Ma voi pensate davvero che il pachiderma-Fidal abbia davvero dato il via ad una cosa del genere o anche qualche cosa di lontanamente simile? Pensate davvero che vi siano banche dati mostruose relative ai giovani sulle quale ragionare e fare progetti, tipo sullo studio dell'incessante abbandono degli atleti (se mi telefonano glielo spiego io)? Sono un inguaribile pessimista e credo proprio di no: c'è troppo lassismo in quella organizzazione. Basti pensare che fine abbiano fatto i campionati italiani assoluti: nonostante siano anni che le condizioni di quella manifestazione sono ad encefalogramma piatto, che nessuno ha mosso un solo dito per cambiare una virgola e cambiarne le sorti. Tipico della organizzazioni morenti. 

E se i famosi progetti esistessero davvero? Che poi, scusate: perchè non vengono mai pubblicati gli esiti di questi fantomatici progetti? O sono tali solo a parole quando si vincono le medaglie?
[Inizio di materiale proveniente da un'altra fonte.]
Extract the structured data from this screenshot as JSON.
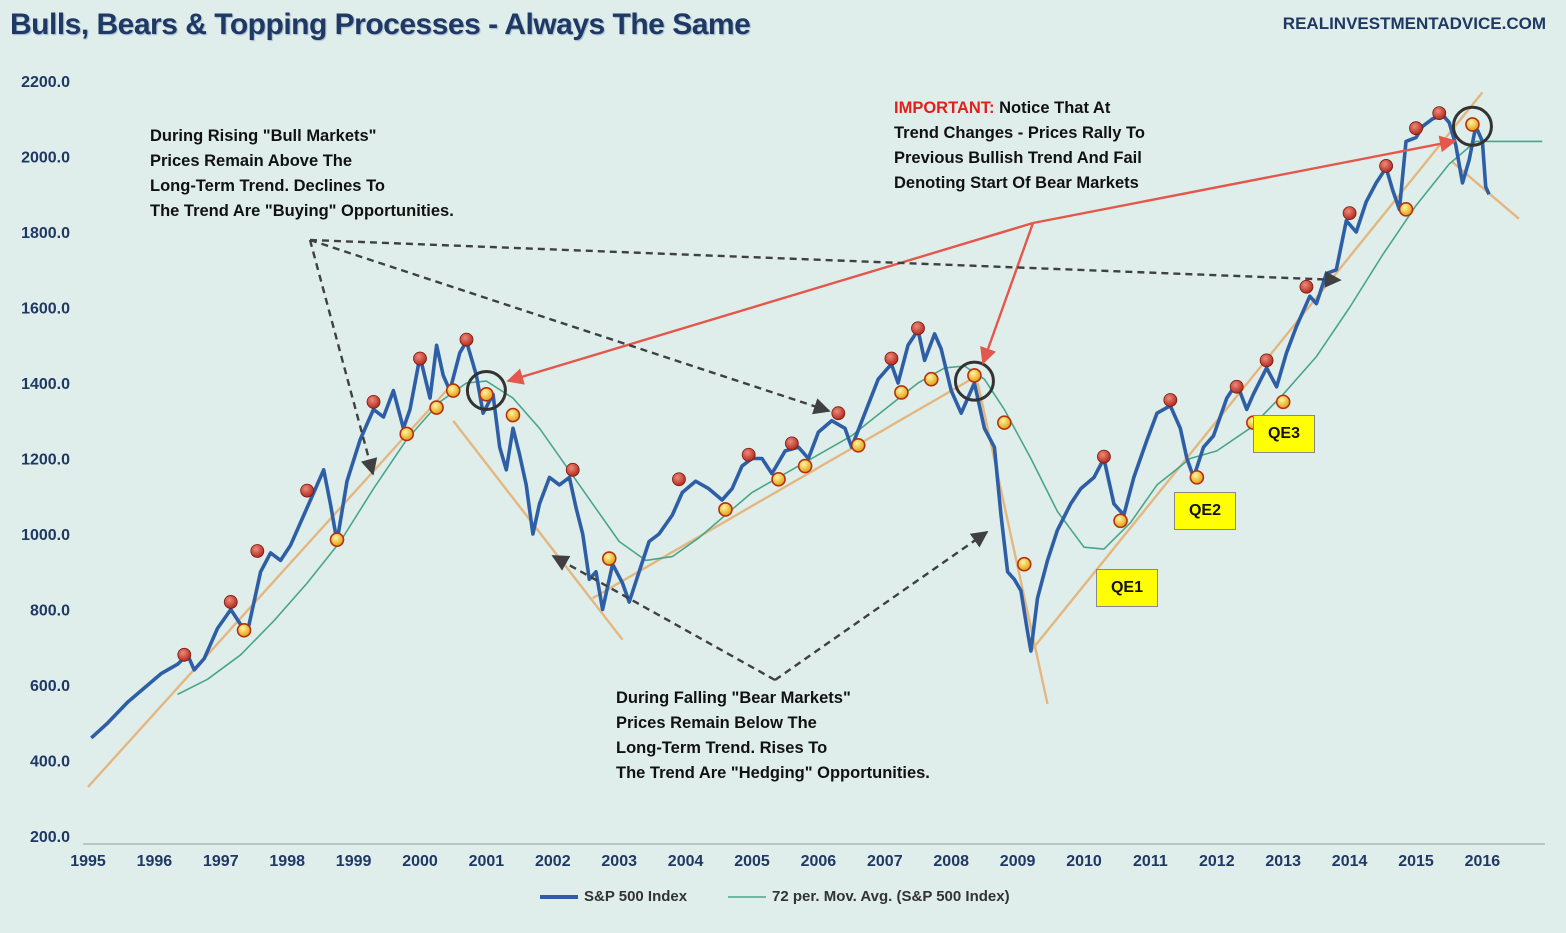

Riflessione finale: ma è mai possibile che anche di fronte ad un momento come la vittoria di una medaglia da parte di qualche giovane, ci si fiondi sopra come degli avvoltoi accreditando il successo a qualche cosa d'altro che non sia da accreditare totalmente all'abnegazione di qualche allenatore di provincia, al talento e alla fatica degli atleti che allena? Non si poteva per una volta esaltare queste realtà senza dover metterci immediatamente il marchio Fidasics sopra?